Multistate models of developmental toxicity

• Verfasst von: Siméon, Ségolène [VerfasserIn]
• Verfasst von: Beaudouin, Rémy [VerfasserIn]
• Verfasst von: Brotzmann, Katharina [VerfasserIn]
• Verfasst von: Braunbeck, Thomas [VerfasserIn]
• Verfasst von: Bois, Frédéric Y. [VerfasserIn]
• Titel: Multistate models of developmental toxicity
• Titelzusatz: application to valproic acid-induced malformations in the zebrafish embryo
• Verf.angabe: Ségolène Siméon, Rémy Beaudouin, Katharina Brotzmann, Thomas Braunbeck, Frédéric Y. Bois
• E-Jahr: 2021
• Jahr: 30 January 2021
• Umfang: 14 S.
• Fussnoten: Gesehen am 09.09.2021
• Titel Quelle: Enthalten in: Toxicology and applied pharmacology
• Ort Quelle: Orlando, Fla. : Academic Press, 1959
• Jahr Quelle: 2021
• Band/Heft Quelle: 414(2021), Artikel-ID 115424, Seite 1-14
• ISSN Quelle: 1096-0333
• DOI: doi:10.1016/j.taap.2021.115424
• Datenträger: Online-Ressource
• Sprache: eng
• Sach-SW: Dose-response analysis
• Sach-SW: Malformations
• Sach-SW: Multistate model
• Sach-SW: Survival analysis
• Sach-SW: Zebrafish embryo
• K10plus-PPN: 1753147557

Abstract

For the determination of acute toxicity of chemicals in zebrafish (Danio rerio) embryos, the OECD test guideline 236, relative to the Fish Embryo Toxicity Test (FET), stipulates a dose-response analysis of four lethal core endpoints and a quantitative characterization of abnormalities including their time-dependency.
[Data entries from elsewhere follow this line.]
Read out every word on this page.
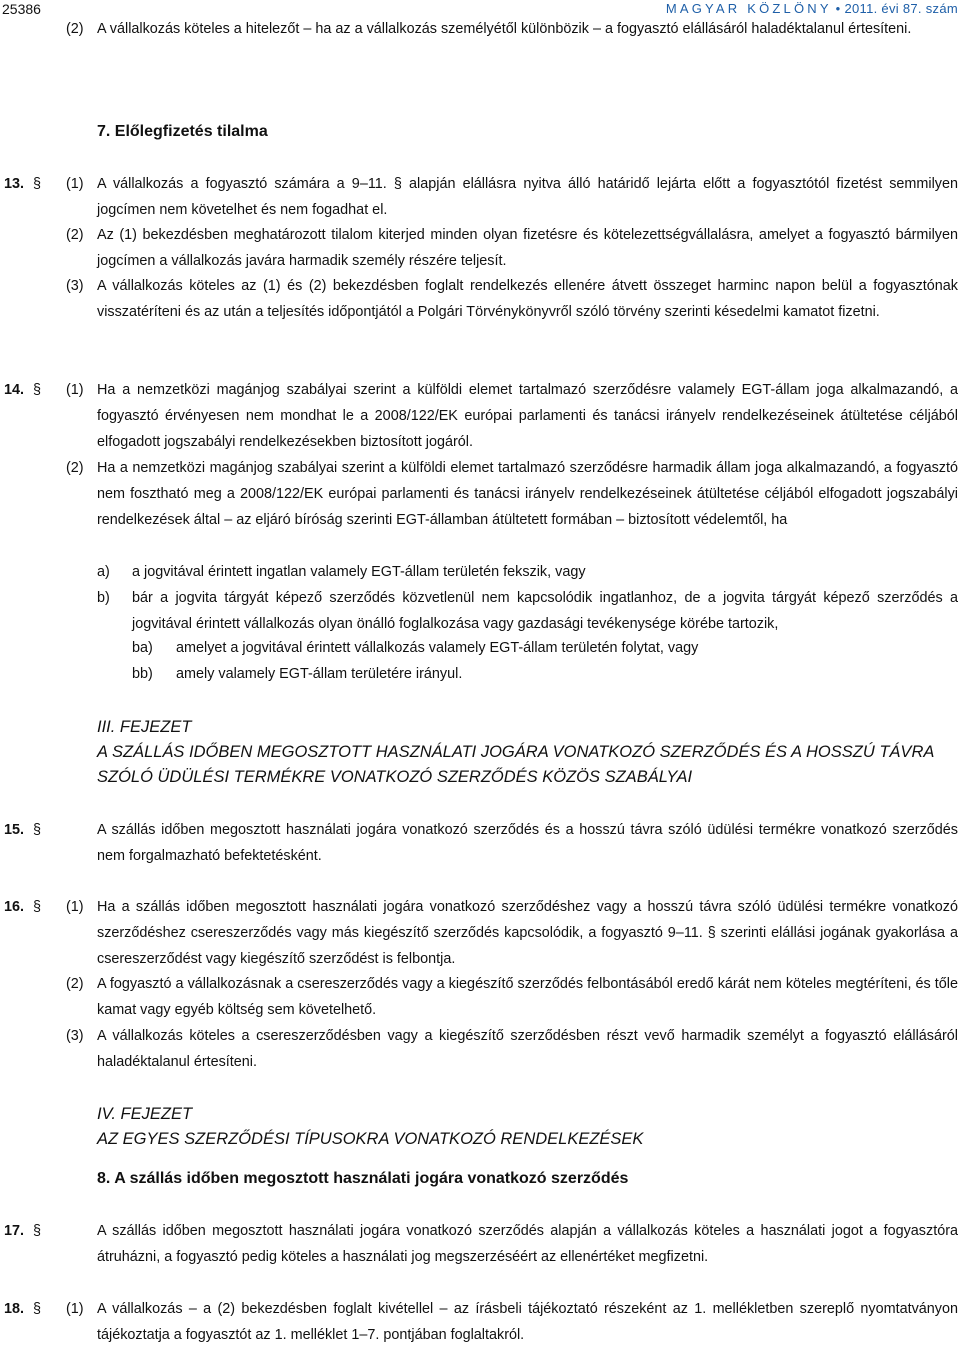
25386	MAGYAR KÖZLÖNY • 2011. évi 87. szám
(2) A vállalkozás köteles a hitelezőt – ha az a vállalkozás személyétől különbözik – a fogyasztó elállásáról haladéktalanul értesíteni.
7. Előlegfizetés tilalma
13. § (1) A vállalkozás a fogyasztó számára a 9–11. § alapján elállásra nyitva álló határidő lejárta előtt a fogyasztótól fizetést semmilyen jogcímen nem követelhet és nem fogadhat el.
(2) Az (1) bekezdésben meghatározott tilalom kiterjed minden olyan fizetésre és kötelezettségvállalásra, amelyet a fogyasztó bármilyen jogcímen a vállalkozás javára harmadik személy részére teljesít.
(3) A vállalkozás köteles az (1) és (2) bekezdésben foglalt rendelkezés ellenére átvett összeget harminc napon belül a fogyasztónak visszatéríteni és az után a teljesítés időpontjától a Polgári Törvénykönyvről szóló törvény szerinti késedelmi kamatot fizetni.
14. § (1) Ha a nemzetközi magánjog szabályai szerint a külföldi elemet tartalmazó szerződésre valamely EGT-állam joga alkalmazandó, a fogyasztó érvényesen nem mondhat le a 2008/122/EK európai parlamenti és tanácsi irányelv rendelkezéseinek átültetése céljából elfogadott jogszabályi rendelkezésekben biztosított jogáról.
(2) Ha a nemzetközi magánjog szabályai szerint a külföldi elemet tartalmazó szerződésre harmadik állam joga alkalmazandó, a fogyasztó nem fosztható meg a 2008/122/EK európai parlamenti és tanácsi irányelv rendelkezéseinek átültetése céljából elfogadott jogszabályi rendelkezések által – az eljáró bíróság szerinti EGT-államban átültetett formában – biztosított védelemtől, ha
a) a jogvitával érintett ingatlan valamely EGT-állam területén fekszik, vagy
b) bár a jogvita tárgyát képező szerződés közvetlenül nem kapcsolódik ingatlanhoz, de a jogvita tárgyát képező szerződés a jogvitával érintett vállalkozás olyan önálló foglalkozása vagy gazdasági tevékenysége körébe tartozik,
ba) amelyet a jogvitával érintett vállalkozás valamely EGT-állam területén folytat, vagy
bb) amely valamely EGT-állam területére irányul.
III. FEJEZET
A SZÁLLÁS IDŐBEN MEGOSZTOTT HASZNÁLATI JOGÁRA VONATKOZÓ SZERZŐDÉS ÉS A HOSSZÚ TÁVRA
SZÓLÓ ÜDÜLÉSI TERMÉKRE VONATKOZÓ SZERZŐDÉS KÖZÖS SZABÁLYAI
15. §	A szállás időben megosztott használati jogára vonatkozó szerződés és a hosszú távra szóló üdülési termékre vonatkozó szerződés nem forgalmazható befektetésként.
16. § (1) Ha a szállás időben megosztott használati jogára vonatkozó szerződéshez vagy a hosszú távra szóló üdülési termékre vonatkozó szerződéshez csereszerződés vagy más kiegészítő szerződés kapcsolódik, a fogyasztó 9–11. § szerinti elállási jogának gyakorlása a csereszerződést vagy kiegészítő szerződést is felbontja.
(2) A fogyasztó a vállalkozásnak a csereszerződés vagy a kiegészítő szerződés felbontásából eredő kárát nem köteles megtéríteni, és tőle kamat vagy egyéb költség sem követelhető.
(3) A vállalkozás köteles a csereszerződésben vagy a kiegészítő szerződésben részt vevő harmadik személyt a fogyasztó elállásáról haladéktalanul értesíteni.
IV. FEJEZET
AZ EGYES SZERZŐDÉSI TÍPUSOKRA VONATKOZÓ RENDELKEZÉSEK
8. A szállás időben megosztott használati jogára vonatkozó szerződés
17. §	A szállás időben megosztott használati jogára vonatkozó szerződés alapján a vállalkozás köteles a használati jogot a fogyasztóra átruházni, a fogyasztó pedig köteles a használati jog megszerzéséért az ellenértéket megfizetni.
18. § (1) A vállalkozás – a (2) bekezdésben foglalt kivétellel – az írásbeli tájékoztató részeként az 1. mellékletben szereplő nyomtatványon tájékoztatja a fogyasztót az 1. melléklet 1–7. pontjában foglaltakról.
Routinely, the data are analyzed at the different observation times separately. However, observations at a given time strongly depend on the previous effects and should be analyzed jointly with them. To solve this problem, we developed multistate models for occurrence of developmental malformations and live events in zebrafish embryos exposed to eight concentrations of valproic acid (VPA) the first five days of life. Observations were recorded daily per embryo. We statistically infer on model structure and parameters using a numerical Bayesian framework. Hatching probability rate changed with time and we compared five forms of its time-dependence; a constant rate, a piecewise constant rate with a fixed hatching time at 48 h post fertilization, a piecewise constant rate with a variable hatching time, as well as a Hill and Gaussian form. A piecewise constant function of time adequately described the hatching data. The other transition rates were conditioned on the embryo body concentration of VPA, obtained using a physiologically-based pharmacokinetic model. VPA impacted mostly the malformation probability rate in hatched and non-hatched embryos. Malformation reversion probability rates were lowered by VPA. Direct mortality was low at the concentrations tested, but increased linearly with internal concentration. The model makes full use of data and gives a finer grain analysis of the teratogenic effects of VPA in zebrafish than the OECD-prescribed approach. We discuss the use of the model for obtaining toxicological reference values suitable for inter-species extrapolation. A general result is that complex multistate models can be efficiently evaluated numerically.